Mataram, barbareto.com – Lembaga Kajian Sosial dan Politik Mi6 menolak larangan atau pembubaran kesenian musik Kecimol di Lombok, Nusa Tenggara Barat.
Belum lama ini Kecimol yang menampilkan penari erotis beredar di media sosial sehingga memicu pro kontra dan permintaan untuk ditertibkan dan bahkan dibubarkan.
Beberapa pemerintah daerah di Lombok telah mengkaji penertiban dan bahkan pelarangan Kecimol di jalanan.
Direktur Mi6, Bambang Mei Finarwanto menolak rencana penertiban dan pembubaran Kecimol.
Didu sapaan akrab Direktur Mi6 mengatakan wacana pembubaran Kecimol dengan alasan sering membuat keributan atau kegaduhan dinilai terlalu berlebihan.
Kecimol kata Didu merupakan kesenian rakyat yang dapat dinikmati masyarakat kelas bawah.
Sehingga tidak adil jika itu dibubarkan.
“Jadi soal kegaduhan akibat Kecimol ini yang seharusnya diperbaiki adalah kedewasaan masyarakat sebagai penikmat seni, bukan justru kesenian (Kecimol) itu yang dibubarkan,” katanya, Kamis, 6 Juni 2024.
Kegaduhan merupakan risiko dari hiburan jalanan.
Tidak hanya Kecimol, tapi kegaduhan juga dapat terjadi pada Gendang Beleq atau saat Nyongkolan.
Artinya, mindset masyarakat selaku penikmat kesenian yang mesti berubah, bukan justru menghilangkan kesenian itu sendiri.
Kemudian soal Kecimol yang kerap kali menampilkan penari erotis, Didu menggarisbawahi bahwa Kecimol merupakan kesenian kontemporer Lombok, di mana kesenian tidak bersentuhan dengan etika atau moral.
Kesenian itu adalah soal estetika bukan etika.
“Kesenian itu tidak bicara soal etika. Itu murni estetika, murni ekspresi,” ujarnya.
Analogi bisa diambil di bidang olahraga seperti renang wanita, lompat indah putri, lompat galah putri dan bahkan voli pantai yang menampilkan atlet wanita berpakaian terbuka.
Jika soal olahraga pun harus ditarik ke ranah etika, maka hampir sama dengan kasus Kecimol.
Karena cabang-cabang olahraga tersebut menampilkan perempuan dengan kostum terbuka.
“Artinya apa, ya kedewasaan masyarakat yang perlu diperbaiki.
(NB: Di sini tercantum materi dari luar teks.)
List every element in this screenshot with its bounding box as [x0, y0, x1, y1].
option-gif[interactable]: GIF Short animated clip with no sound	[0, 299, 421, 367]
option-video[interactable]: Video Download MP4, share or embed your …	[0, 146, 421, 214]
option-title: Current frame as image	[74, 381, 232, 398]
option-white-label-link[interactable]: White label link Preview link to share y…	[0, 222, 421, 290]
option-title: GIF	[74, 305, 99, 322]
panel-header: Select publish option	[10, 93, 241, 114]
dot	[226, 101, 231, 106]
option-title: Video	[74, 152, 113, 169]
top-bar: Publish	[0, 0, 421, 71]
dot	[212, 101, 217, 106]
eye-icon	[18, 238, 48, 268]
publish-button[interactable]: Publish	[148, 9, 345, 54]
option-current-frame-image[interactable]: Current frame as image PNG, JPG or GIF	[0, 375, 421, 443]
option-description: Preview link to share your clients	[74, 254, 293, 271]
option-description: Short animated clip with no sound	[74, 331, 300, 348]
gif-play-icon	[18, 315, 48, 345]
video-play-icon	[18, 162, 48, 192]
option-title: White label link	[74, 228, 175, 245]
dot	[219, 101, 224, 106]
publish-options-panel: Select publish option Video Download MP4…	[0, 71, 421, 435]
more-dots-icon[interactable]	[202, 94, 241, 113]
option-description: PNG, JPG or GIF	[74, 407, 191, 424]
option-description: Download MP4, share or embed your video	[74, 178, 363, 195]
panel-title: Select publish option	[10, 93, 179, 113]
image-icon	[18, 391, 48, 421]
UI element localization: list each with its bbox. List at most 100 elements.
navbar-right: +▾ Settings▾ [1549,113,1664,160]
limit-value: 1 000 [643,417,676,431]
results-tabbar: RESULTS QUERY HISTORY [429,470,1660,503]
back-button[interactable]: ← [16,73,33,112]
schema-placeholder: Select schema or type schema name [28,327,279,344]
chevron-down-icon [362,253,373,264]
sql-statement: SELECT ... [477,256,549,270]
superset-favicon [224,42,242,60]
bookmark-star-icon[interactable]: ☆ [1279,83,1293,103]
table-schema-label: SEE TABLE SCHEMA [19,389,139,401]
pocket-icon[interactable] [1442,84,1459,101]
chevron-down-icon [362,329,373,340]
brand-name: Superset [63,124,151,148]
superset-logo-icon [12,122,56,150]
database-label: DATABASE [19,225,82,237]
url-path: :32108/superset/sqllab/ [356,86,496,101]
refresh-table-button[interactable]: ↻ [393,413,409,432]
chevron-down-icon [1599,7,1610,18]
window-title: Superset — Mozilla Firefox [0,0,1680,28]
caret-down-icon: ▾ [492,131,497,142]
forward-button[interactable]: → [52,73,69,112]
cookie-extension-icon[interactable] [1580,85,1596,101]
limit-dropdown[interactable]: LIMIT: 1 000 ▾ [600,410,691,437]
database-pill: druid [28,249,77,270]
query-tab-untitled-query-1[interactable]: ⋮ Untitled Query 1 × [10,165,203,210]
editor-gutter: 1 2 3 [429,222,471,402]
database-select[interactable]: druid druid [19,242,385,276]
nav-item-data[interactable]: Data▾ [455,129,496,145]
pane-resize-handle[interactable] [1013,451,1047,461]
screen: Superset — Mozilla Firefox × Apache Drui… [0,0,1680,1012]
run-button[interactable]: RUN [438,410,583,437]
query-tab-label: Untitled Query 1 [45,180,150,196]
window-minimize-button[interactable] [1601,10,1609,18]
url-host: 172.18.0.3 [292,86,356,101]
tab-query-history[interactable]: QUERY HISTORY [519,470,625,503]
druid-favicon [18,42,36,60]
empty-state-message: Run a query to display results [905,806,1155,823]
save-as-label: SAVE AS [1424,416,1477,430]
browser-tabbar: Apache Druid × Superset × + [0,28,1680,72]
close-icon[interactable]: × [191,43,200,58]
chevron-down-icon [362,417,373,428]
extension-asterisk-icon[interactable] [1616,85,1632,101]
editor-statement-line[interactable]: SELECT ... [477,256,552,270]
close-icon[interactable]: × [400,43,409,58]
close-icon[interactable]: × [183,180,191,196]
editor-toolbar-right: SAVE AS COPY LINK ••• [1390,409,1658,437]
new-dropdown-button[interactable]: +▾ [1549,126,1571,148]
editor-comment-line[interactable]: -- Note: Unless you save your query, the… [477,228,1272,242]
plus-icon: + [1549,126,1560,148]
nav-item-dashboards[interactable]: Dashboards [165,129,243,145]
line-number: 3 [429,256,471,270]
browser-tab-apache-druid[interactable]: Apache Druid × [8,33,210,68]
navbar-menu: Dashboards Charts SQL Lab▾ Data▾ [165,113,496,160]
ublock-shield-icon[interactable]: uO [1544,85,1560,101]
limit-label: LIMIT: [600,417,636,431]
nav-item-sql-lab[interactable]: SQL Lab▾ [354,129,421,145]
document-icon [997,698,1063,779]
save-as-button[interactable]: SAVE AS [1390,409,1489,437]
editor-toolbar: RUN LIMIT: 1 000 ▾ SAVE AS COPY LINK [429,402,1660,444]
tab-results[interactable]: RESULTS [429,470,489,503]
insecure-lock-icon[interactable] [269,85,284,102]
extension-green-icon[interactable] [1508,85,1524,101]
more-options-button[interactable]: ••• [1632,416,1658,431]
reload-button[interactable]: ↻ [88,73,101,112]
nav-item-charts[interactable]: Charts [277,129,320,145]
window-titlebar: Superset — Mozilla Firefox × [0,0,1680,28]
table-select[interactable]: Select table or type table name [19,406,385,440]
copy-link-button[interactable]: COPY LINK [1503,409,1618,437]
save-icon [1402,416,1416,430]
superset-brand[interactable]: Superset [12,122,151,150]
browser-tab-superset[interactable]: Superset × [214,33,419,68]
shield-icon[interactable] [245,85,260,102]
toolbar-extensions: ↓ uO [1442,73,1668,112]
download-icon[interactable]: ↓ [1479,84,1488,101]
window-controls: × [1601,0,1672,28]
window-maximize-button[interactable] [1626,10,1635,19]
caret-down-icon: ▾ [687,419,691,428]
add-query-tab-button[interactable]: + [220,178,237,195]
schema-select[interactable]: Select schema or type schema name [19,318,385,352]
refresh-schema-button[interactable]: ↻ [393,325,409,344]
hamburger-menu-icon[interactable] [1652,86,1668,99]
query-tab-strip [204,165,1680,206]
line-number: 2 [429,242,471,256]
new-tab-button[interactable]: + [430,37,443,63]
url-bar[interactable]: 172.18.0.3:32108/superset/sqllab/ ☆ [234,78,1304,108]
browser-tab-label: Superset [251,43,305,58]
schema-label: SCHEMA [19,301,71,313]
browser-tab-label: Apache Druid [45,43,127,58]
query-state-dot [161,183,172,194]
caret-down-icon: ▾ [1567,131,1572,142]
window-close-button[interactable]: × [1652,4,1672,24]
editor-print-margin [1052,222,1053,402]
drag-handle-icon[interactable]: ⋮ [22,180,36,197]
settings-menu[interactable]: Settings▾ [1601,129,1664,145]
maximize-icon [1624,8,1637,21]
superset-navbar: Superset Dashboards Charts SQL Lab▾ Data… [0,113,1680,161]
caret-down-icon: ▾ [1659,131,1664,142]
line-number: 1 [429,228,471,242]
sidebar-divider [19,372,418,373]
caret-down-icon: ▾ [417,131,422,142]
Mereka menikmati kesenian sebagai hiburan atau menikmati tontonan erotis,” ujarnya.
“Sekali lagi kesenian tidak berurusan dengan moral, yang berurusan dengan moral itu agama. Kesenian bukan ranah etik tapi estetika. Kesalahan yang fatal jika kesenian dikaitkan dengan ranah etik. Mereka yang sering kaitkan kesenian dengan ranah etik itu tidak paham budaya. Kesenian murni ekspresi,” jelasnya.